Photo credit: BWT Alpine F1 Team

“We think we’ve understood it quite well,” Harman said. 

“We think we understand what they’re doing. You can’t click your fingers and just imagine it overnight. We understand our direction. 

“But I think we’ve also understood some of the other cars on the grid as well. There are some other great cars there as well that have got some really interesting developments. And it’s about trying to understand what you’re doing, what they’re doing.

“In the end, if we just follow those people, we will never be in front of them. I think it’s a real mantra for us that we need to be inspired by these people, but we need to follow our own way.”

Teams will be under increased pressure to deliver improved cars for the 2024 season, as these will serve as the foundation for their subsequent challengers in 2025. Next year they are expected to start shifting their focus and resources towards the all-new cars set to debut under the 2026 regulations. 

Alpine had a largely lackluster, inconsistent season in 2023. While some of their competitors made significant improvements—Aston started the season on a high, while McLaren caught up mid-season and stunned with regular podium finishes—Alpine finished sixth in the Constructors’ Championship.


So, what’s next for the Enstone-based team? 

“I think the important thing is to look beyond the cars you see around you,” Harman continued.

“If we turn up with a car that people see now, by the time we get to 2025, it’s going to be very out of date.

“It’s really important to be inspired by what you see. But we need to be aiming well past that, to give us that two-year horizon.”

Harman conceded that the fundamental design of the A523 meant the team were limited in what they could do, and as such, they weren’t able to pursue some planned developments last season. However, he assured that these ideas won’t be scrapped, and instead will be carried over to the 2024 challenger, which offers a more malleable base. 

“The chassis and what we call the suspension carrier, or the main case, that has given us a few issues in terms of volume,” he said. 
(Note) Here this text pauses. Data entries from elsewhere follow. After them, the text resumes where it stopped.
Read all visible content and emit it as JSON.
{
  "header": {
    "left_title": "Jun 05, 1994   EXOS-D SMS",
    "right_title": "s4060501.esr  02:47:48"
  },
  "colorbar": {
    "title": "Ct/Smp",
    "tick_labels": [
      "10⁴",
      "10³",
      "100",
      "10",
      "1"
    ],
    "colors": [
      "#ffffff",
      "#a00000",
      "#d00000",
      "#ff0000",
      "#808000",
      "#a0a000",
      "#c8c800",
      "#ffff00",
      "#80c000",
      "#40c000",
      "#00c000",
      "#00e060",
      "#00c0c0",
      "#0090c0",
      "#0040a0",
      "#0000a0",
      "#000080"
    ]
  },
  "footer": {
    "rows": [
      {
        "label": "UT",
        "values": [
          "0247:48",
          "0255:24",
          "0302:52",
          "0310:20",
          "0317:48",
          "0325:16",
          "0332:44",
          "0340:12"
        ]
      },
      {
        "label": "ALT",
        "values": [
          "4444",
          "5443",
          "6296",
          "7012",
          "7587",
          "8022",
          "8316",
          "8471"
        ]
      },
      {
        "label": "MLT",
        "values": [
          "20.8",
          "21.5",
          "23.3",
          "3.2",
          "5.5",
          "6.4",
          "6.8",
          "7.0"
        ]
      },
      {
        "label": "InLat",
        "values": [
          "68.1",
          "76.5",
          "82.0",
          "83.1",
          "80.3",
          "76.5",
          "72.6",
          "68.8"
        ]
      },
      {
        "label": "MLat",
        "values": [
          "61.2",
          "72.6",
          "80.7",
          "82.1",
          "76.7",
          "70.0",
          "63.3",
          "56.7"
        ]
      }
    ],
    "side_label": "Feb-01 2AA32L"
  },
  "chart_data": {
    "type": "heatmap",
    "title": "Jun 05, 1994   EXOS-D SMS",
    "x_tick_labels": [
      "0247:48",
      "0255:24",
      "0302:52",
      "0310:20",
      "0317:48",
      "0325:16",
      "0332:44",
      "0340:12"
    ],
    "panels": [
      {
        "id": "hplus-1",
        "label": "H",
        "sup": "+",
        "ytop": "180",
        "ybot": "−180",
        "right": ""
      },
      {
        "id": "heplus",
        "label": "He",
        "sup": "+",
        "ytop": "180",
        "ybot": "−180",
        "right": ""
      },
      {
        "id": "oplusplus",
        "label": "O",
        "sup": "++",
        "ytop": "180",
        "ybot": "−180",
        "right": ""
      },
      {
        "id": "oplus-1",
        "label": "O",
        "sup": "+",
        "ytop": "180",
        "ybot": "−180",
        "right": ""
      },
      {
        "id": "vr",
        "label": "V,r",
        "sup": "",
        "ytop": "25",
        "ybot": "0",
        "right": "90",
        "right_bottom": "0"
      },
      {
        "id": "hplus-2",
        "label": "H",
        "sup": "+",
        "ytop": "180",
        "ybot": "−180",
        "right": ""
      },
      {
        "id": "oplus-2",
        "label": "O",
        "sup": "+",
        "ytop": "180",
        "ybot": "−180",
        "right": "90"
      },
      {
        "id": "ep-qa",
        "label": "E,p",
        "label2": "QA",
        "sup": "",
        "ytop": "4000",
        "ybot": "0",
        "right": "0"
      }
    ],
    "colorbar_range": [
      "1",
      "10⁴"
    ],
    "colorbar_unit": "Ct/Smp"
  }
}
“Not just for what other cars have in terms of their IP but our own ideas and our own development, it was limiting us a little bit.

“We had a floor update coming for later on in the season, which we decided not to do in the end, and we baked that performance into next year’s car. 

“Just because actually to extract full performance from it, we needed a little bit more volume in there, and we didn’t have it for that car.”

He added that the team intends to build on the existing strengths of last year’s car. 

“I think there’s some really nice things on our car. We’re trying to be humble about these things. We know we’re not quite where we want to be, and we’d like to talk about what we need to get better at, not what we think we’re good at.

“I’d rather just focus on what we need to do better to be honest, rather than show off about what we think we might have done well at!”